Archives of the TeradataForum
Message Posted: Thu, 12 Jun 2008 @ 10:33:13 GMT
This will work, with the exception that you shouldn't expect to match "dog" to "d_og" without doing some preliminary clean up as Martin suggested in his email -- in which case "dog" can find "dog". As he suggests, this can be done on a separate table.
SELECT A.ANIMAL, A.COLOR, A.PETSTOREID, B.PETSTOREID, B.COMMENT1 FROM TABLE_A A JOIN TABLE_B B ON POSITION(TRIM(A.ANIMAL) IN B.COMMENT1) IS NOT NULL AND POSITION(TRIM(A.ANIMAL) IN B.COMMENT1) > 0 AND POSITION(TRIM(A.COLOR) IN B.COMMENT1) IS NOT NULL AND POSITION(TRIM(A.COLOR) IN B.COMMENT1) > 0 WHERE A.PETSTOREID <> B.PETSTOREID;
Performance-wise, I have no information for you, since I only worked with your sample data, which did not include full table information, such as primary index information. You could ramp up some tests if you have space for sample data (i.e. pull over a couple 1000 recs from each table and try that, then 10,000, etc.). I don't think you can get around this being all amp operation with big spools, since the two tables don't have any columns in common on the rows that you want to see matched - hence there seems to be no way to make them amp local.

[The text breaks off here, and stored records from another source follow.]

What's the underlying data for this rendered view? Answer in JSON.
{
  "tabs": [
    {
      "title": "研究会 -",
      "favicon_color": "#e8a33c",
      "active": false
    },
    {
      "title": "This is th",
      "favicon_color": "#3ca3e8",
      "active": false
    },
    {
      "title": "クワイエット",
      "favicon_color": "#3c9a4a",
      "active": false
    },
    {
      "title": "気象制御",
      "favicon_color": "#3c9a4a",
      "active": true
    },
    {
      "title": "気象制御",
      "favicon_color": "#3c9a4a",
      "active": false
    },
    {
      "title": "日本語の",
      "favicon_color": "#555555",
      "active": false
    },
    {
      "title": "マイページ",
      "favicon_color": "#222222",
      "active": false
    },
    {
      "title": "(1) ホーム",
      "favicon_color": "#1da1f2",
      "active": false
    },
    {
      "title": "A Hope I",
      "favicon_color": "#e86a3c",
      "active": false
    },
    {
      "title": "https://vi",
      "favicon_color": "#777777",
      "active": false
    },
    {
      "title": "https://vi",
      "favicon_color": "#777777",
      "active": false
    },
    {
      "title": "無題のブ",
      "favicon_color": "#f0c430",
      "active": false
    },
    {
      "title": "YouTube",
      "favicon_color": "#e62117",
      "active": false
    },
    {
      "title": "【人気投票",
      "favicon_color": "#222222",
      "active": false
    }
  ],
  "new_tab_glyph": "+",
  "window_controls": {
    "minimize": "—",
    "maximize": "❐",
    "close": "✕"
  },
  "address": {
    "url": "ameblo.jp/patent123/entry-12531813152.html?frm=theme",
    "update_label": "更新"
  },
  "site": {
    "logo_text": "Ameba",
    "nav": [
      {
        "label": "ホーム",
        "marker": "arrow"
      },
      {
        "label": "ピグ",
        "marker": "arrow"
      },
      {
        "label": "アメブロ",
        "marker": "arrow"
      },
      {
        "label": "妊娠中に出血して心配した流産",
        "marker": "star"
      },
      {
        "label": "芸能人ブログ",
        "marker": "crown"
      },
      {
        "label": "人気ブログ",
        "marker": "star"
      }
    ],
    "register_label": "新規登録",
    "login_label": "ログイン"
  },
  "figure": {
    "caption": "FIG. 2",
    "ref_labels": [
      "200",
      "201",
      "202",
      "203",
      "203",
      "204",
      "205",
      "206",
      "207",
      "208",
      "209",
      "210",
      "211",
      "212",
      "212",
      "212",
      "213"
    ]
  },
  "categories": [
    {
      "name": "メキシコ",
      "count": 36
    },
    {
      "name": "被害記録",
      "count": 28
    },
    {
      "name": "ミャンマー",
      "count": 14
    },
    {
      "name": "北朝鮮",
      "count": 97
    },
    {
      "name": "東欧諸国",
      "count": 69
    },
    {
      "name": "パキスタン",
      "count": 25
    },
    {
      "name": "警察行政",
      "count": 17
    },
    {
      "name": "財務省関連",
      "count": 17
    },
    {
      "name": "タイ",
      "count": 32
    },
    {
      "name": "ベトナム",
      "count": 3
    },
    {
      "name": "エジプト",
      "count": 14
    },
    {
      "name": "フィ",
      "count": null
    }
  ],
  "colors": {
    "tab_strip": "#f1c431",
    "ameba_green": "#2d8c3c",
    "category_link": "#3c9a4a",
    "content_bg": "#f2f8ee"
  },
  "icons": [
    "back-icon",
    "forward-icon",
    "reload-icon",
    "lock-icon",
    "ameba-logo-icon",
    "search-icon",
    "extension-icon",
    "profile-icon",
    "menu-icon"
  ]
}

Hope this will be of some help.
By the way, although if the animal and color columns on table_a are defined as VARCHAR, you needn't trim in the query, you may want to anyway since if someone entered an explict couple of leading spaces, for example, in one of those columns, then it wouldn't be found in a comment that did not have those spaces. Also note that the "not null" is in case either of the two columns used by the function is null. If that's not possible (due to NOT NULL on both columns on their respective tables) then you could drop the not null check.